Viddsee has focused its acquisition of filmmakers (and thus content) and audience growth on Asia thus far. The company has on-the-ground operations in Singapore, where it is headquartered, and Taiwan, and now there are plans to extend its physical reach to Indonesia thanks to this new funding. That approach includes localizing content marketing — via its Buzz platform — and other marketing strategies, plus an increased presence at industry events to keep the company’s brand visible among filmmakers.
“Across these markets, language and cultural context is really a big thing. We need people on the ground who understand it all better. We know we need to be very relevant to communities,” Tan said.

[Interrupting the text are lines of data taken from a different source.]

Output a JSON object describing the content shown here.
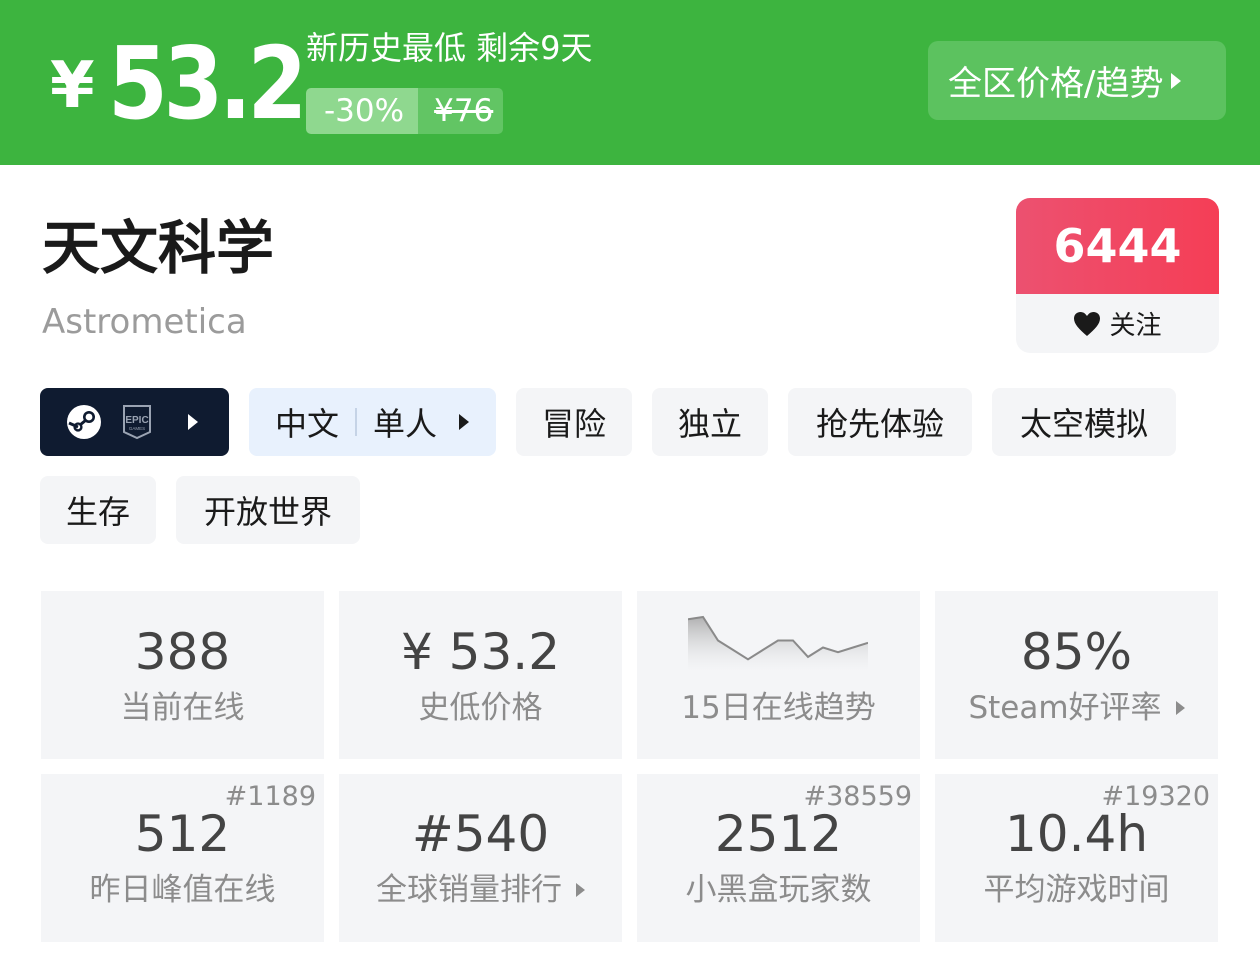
{
  "banner": {
    "currency": "¥",
    "price": "53.2",
    "note": "新历史最低 剩余9天",
    "discount": "-30%",
    "original_price": "¥76",
    "region_button": "全区价格/趋势"
  },
  "game": {
    "title": "天文科学",
    "subtitle": "Astrometica"
  },
  "follow": {
    "count": "6444",
    "label": "关注"
  },
  "tags": {
    "platform": {
      "steam": "steam-logo-icon",
      "epic": "epic-games-logo-icon"
    },
    "language": "中文",
    "mode": "单人",
    "genres": [
      "冒险",
      "独立",
      "抢先体验",
      "太空模拟",
      "生存",
      "开放世界"
    ]
  },
  "stats": [
    {
      "value": "388",
      "label": "当前在线",
      "rank": ""
    },
    {
      "value": "¥ 53.2",
      "label": "史低价格",
      "rank": ""
    },
    {
      "value": "",
      "label": "15日在线趋势",
      "rank": ""
    },
    {
      "value": "85%",
      "label": "Steam好评率",
      "rank": ""
    },
    {
      "value": "512",
      "label": "昨日峰值在线",
      "rank": "#1189"
    },
    {
      "value": "#540",
      "label": "全球销量排行",
      "rank": ""
    },
    {
      "value": "2512",
      "label": "小黑盒玩家数",
      "rank": "#38559"
    },
    {
      "value": "10.4h",
      "label": "平均游戏时间",
      "rank": "#19320"
    }
  ],
  "trend_chart": {
    "type": "area",
    "values": [
      22,
      23,
      13,
      9,
      5,
      9,
      13,
      13,
      6,
      10,
      8,
      10,
      12
    ]
  },
  "colors": {
    "banner_green": "#3db43f",
    "follow_red": "#f53e56",
    "platform_dark": "#0f1b30",
    "language_blue": "#e8f1fd"
  }
}
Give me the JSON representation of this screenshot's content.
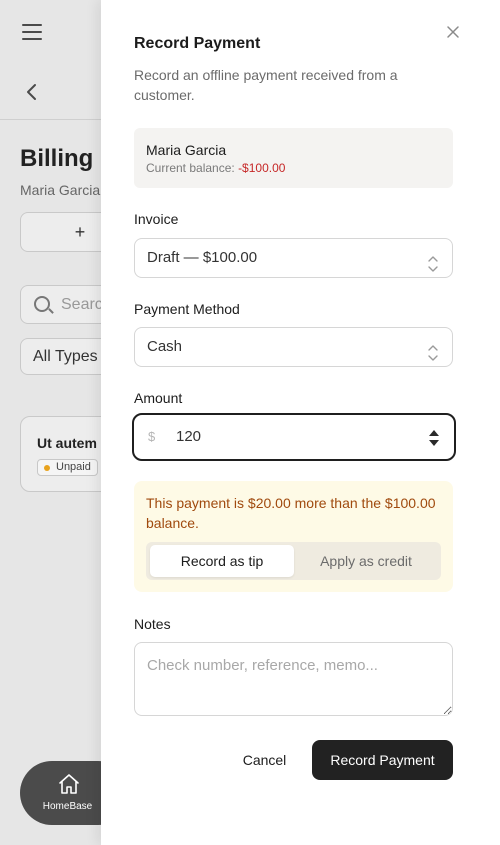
{
  "background": {
    "title": "Billing H",
    "subtitle": "Maria Garcia",
    "add_label": "+",
    "search_placeholder": "Searc",
    "filter_value": "All Types",
    "card_title": "Ut autem",
    "card_status": "Unpaid",
    "home_label": "HomeBase"
  },
  "drawer": {
    "title": "Record Payment",
    "description": "Record an offline payment received from a customer.",
    "customer": {
      "name": "Maria Garcia",
      "balance_label": "Current balance:",
      "balance_value": "-$100.00"
    },
    "invoice": {
      "label": "Invoice",
      "value": "Draft — $100.00"
    },
    "method": {
      "label": "Payment Method",
      "value": "Cash"
    },
    "amount": {
      "label": "Amount",
      "currency": "$",
      "value": "120"
    },
    "warning": {
      "text": "This payment is $20.00 more than the $100.00 balance.",
      "options": [
        "Record as tip",
        "Apply as credit"
      ],
      "selected": "Record as tip"
    },
    "notes": {
      "label": "Notes",
      "placeholder": "Check number, reference, memo..."
    },
    "cancel_label": "Cancel",
    "submit_label": "Record Payment"
  },
  "colors": {
    "primary_button": "#222222",
    "negative_balance": "#c62828",
    "warning_bg": "#fefae6",
    "warning_text": "#a04a0e"
  }
}
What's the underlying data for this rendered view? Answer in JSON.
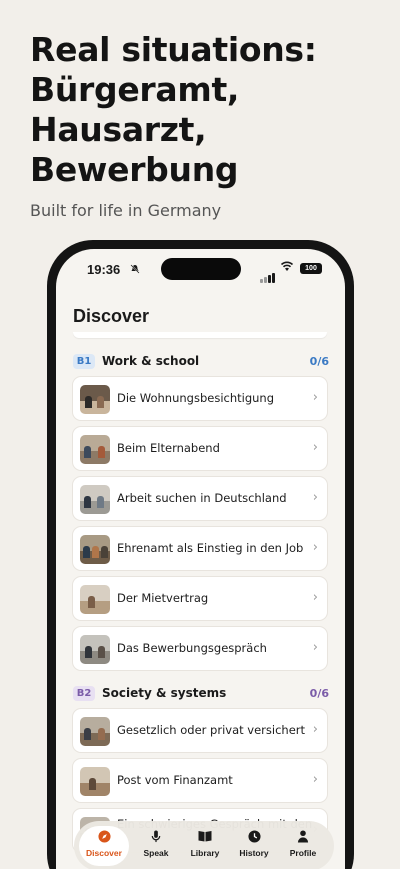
{
  "hero": {
    "title_lines": [
      "Real situations:",
      "Bürgeramt,",
      "Hausarzt,",
      "Bewerbung"
    ],
    "subtitle": "Built for life in Germany"
  },
  "status_bar": {
    "time": "19:36",
    "battery": "100",
    "icons": [
      "bell-muted-icon",
      "signal-icon",
      "wifi-icon",
      "battery-icon"
    ]
  },
  "page": {
    "title": "Discover"
  },
  "sections": [
    {
      "level": "B1",
      "title": "Work & school",
      "count": "0/6",
      "accent": "#3b7ac4",
      "badge_bg": "#dce8f6",
      "items": [
        {
          "label": "Die Wohnungsbesichtigung"
        },
        {
          "label": "Beim Elternabend"
        },
        {
          "label": "Arbeit suchen in Deutschland"
        },
        {
          "label": "Ehrenamt als Einstieg in den Job"
        },
        {
          "label": "Der Mietvertrag"
        },
        {
          "label": "Das Bewerbungsgespräch"
        }
      ]
    },
    {
      "level": "B2",
      "title": "Society & systems",
      "count": "0/6",
      "accent": "#7b5ca8",
      "badge_bg": "#e8e0f2",
      "items": [
        {
          "label": "Gesetzlich oder privat versichert"
        },
        {
          "label": "Post vom Finanzamt"
        },
        {
          "label": "Ein schwieriges Gespräch mit den"
        }
      ]
    }
  ],
  "tabbar": {
    "active": "Discover",
    "active_color": "#d9551a",
    "tabs": [
      {
        "label": "Discover",
        "icon": "compass-icon"
      },
      {
        "label": "Speak",
        "icon": "microphone-icon"
      },
      {
        "label": "Library",
        "icon": "book-icon"
      },
      {
        "label": "History",
        "icon": "clock-icon"
      },
      {
        "label": "Profile",
        "icon": "person-icon"
      }
    ]
  }
}
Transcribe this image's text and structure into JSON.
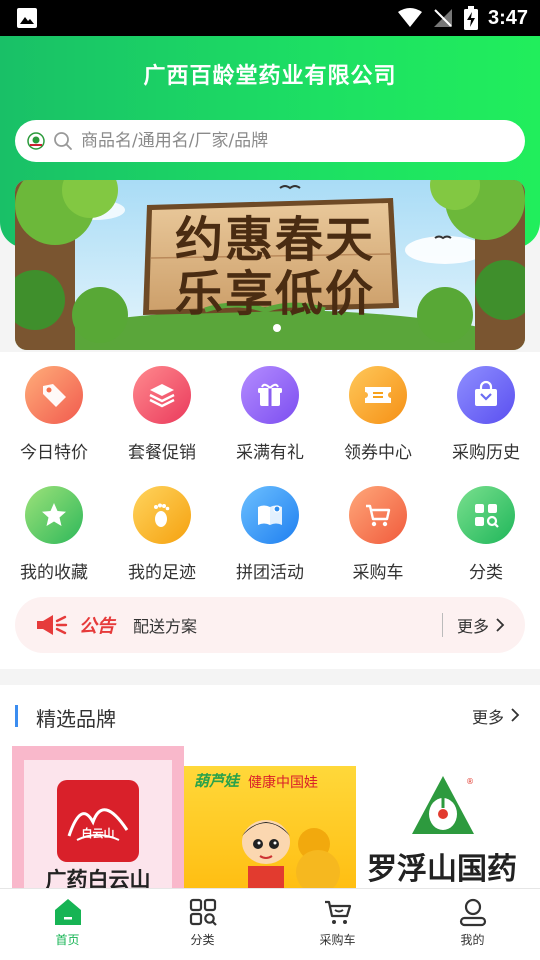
{
  "status_bar": {
    "time": "3:47"
  },
  "header": {
    "title": "广西百龄堂药业有限公司",
    "search_placeholder": "商品名/通用名/厂家/品牌"
  },
  "banner": {
    "line1": "约惠春天",
    "line2": "乐享低价"
  },
  "shortcuts": [
    {
      "label": "今日特价",
      "icon": "price-tag-icon",
      "color": "#f56d4a"
    },
    {
      "label": "套餐促销",
      "icon": "layers-icon",
      "color": "#f0506a"
    },
    {
      "label": "采满有礼",
      "icon": "gift-icon",
      "color": "#8a5ef0"
    },
    {
      "label": "领券中心",
      "icon": "coupon-icon",
      "color": "#f7a21b"
    },
    {
      "label": "采购历史",
      "icon": "shopping-bag-icon",
      "color": "#6a6cf2"
    },
    {
      "label": "我的收藏",
      "icon": "star-icon",
      "color": "#43c46a"
    },
    {
      "label": "我的足迹",
      "icon": "footprint-icon",
      "color": "#f6b21c"
    },
    {
      "label": "拼团活动",
      "icon": "book-icon",
      "color": "#2d8df0"
    },
    {
      "label": "采购车",
      "icon": "cart-icon",
      "color": "#f56d4a"
    },
    {
      "label": "分类",
      "icon": "category-icon",
      "color": "#2fc16a"
    }
  ],
  "notice": {
    "tag": "公告",
    "text": "配送方案",
    "more": "更多"
  },
  "brands": {
    "title": "精选品牌",
    "more": "更多",
    "items": [
      {
        "name": "广药白云山",
        "logo_text": "白云山"
      },
      {
        "name": "葫芦娃",
        "slogan": "健康中国娃"
      },
      {
        "name": "罗浮山国药"
      }
    ]
  },
  "tabbar": [
    {
      "label": "首页",
      "icon": "home-icon",
      "active": true
    },
    {
      "label": "分类",
      "icon": "category-grid-icon",
      "active": false
    },
    {
      "label": "采购车",
      "icon": "cart-icon",
      "active": false
    },
    {
      "label": "我的",
      "icon": "user-icon",
      "active": false
    }
  ]
}
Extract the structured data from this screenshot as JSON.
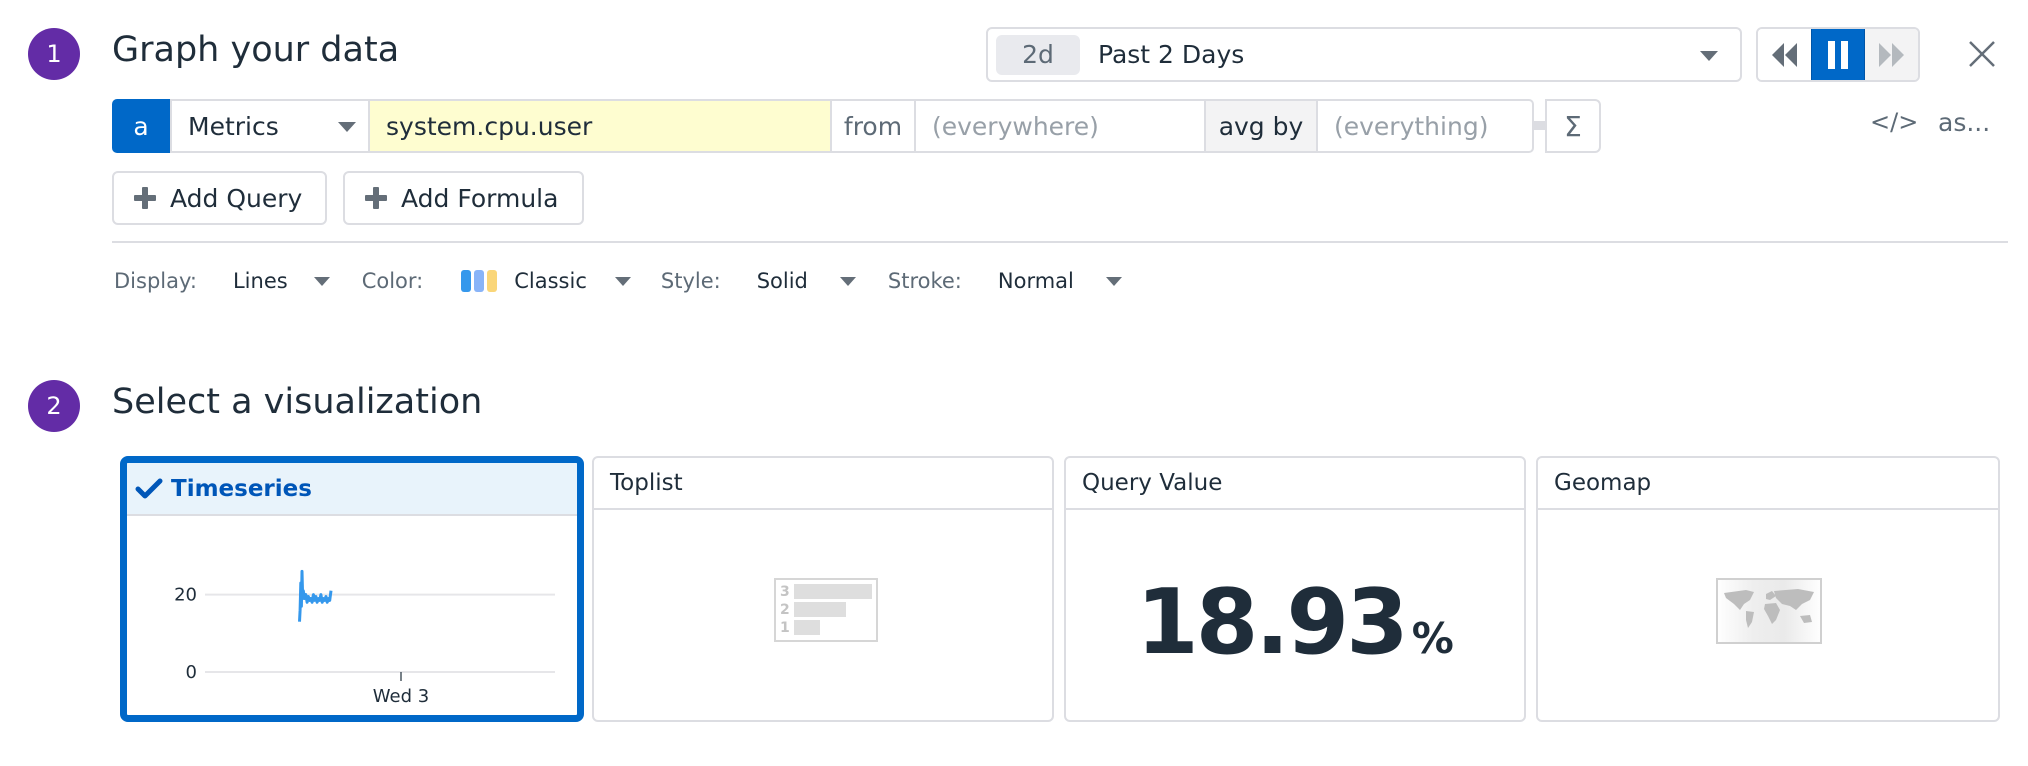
{
  "step1": {
    "number": "1",
    "title": "Graph your data"
  },
  "time_selector": {
    "badge": "2d",
    "label": "Past 2 Days"
  },
  "playback": {
    "rewind_icon": "rewind-icon",
    "pause_icon": "pause-icon",
    "forward_icon": "fast-forward-icon",
    "active": "pause"
  },
  "close_icon": "close-icon",
  "query": {
    "letter": "a",
    "source": "Metrics",
    "metric": "system.cpu.user",
    "from_label": "from",
    "from_placeholder": "(everywhere)",
    "aggregator": "avg by",
    "group_placeholder": "(everything)",
    "sigma": "Σ",
    "code_toggle": "</>",
    "alias": "as..."
  },
  "buttons": {
    "add_query": "Add Query",
    "add_formula": "Add Formula"
  },
  "display_options": {
    "display_label": "Display:",
    "display_value": "Lines",
    "color_label": "Color:",
    "color_value": "Classic",
    "color_swatches": [
      "#3598ec",
      "#89b4f8",
      "#fad679"
    ],
    "style_label": "Style:",
    "style_value": "Solid",
    "stroke_label": "Stroke:",
    "stroke_value": "Normal"
  },
  "step2": {
    "number": "2",
    "title": "Select a visualization"
  },
  "visualizations": [
    {
      "name": "Timeseries",
      "selected": true
    },
    {
      "name": "Toplist",
      "selected": false
    },
    {
      "name": "Query Value",
      "selected": false
    },
    {
      "name": "Geomap",
      "selected": false
    }
  ],
  "toplist_preview": {
    "ranks": [
      "3",
      "2",
      "1"
    ]
  },
  "query_value": {
    "value": "18.93",
    "unit": "%"
  },
  "chart_data": {
    "type": "line",
    "title": "",
    "xlabel": "",
    "ylabel": "",
    "y_ticks": [
      "20",
      "0"
    ],
    "y_tick_values": [
      20,
      0
    ],
    "x_tick_labels": [
      "Wed 3"
    ],
    "ylim": [
      0,
      31
    ],
    "series": [
      {
        "name": "system.cpu.user",
        "color": "#3598ec",
        "x": [
          0.0,
          0.01,
          0.02,
          0.03,
          0.04,
          0.05,
          0.06,
          0.08,
          0.1,
          0.12,
          0.14,
          0.16,
          0.18,
          0.2,
          0.22,
          0.24,
          0.26,
          0.28,
          0.3,
          0.32,
          0.34,
          0.36,
          0.38,
          0.4,
          0.42,
          0.44,
          0.46,
          0.48,
          0.5
        ],
        "values": [
          13,
          16,
          23,
          17,
          26,
          19,
          21,
          19,
          20,
          18,
          19.5,
          18.5,
          19,
          18,
          20,
          18.5,
          19.5,
          18,
          19,
          18.5,
          20,
          18,
          19,
          18.5,
          19.5,
          18,
          19,
          18.5,
          21
        ]
      }
    ]
  }
}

Tan, a Singaporean who previously worked for now Yahoo-owned photo service Cooliris, explained that the company doesn’t do any marketing around its fundraising, which is why it has kept quiet about its financing to date. But, for its next round, it might crank up its ambitions and look beyond Asia.
“We’ve been raising money to help us achieve milestones, we’ve been very much focused on operations. We’re looking to raise again fairly soon, [and are] seeing what we need to get ourselves to the next milestone,” Tan said.
“We are looking at Asia first but could expand beyond that. What we’re building is a cinema platform… Asia is operationally a focus for us [now] because we are small, and have to pick our battles, but it doesn’t stop us growing out [to other regions],” he added.
Right now, the service is in the early days of making revenue. It does that through work with brands, who can sponsor films and even commission them, but it is actively looking at ways to expand its monetization efforts.
“As we grow our audience, there might be new opportunities for filmmakers and Viddsee,” Tan told TechCrunch. “There may be opportunities to challenge incumbent platforms in terms of how we are doing our monetization.”
Beyond subscription services, the prospect of which Tan has openly discussed before, he hinted that Viddsee might also offer crowdfunding for filmmakers, and explore other possibilities. Interestingly, Tan revealed that the unnamed investor in this new round owns media companies in the U.S. and Singapore and has invested in other tech startups in both markets, so, alongside CyberAgent, the company is sure to leverage its investor base.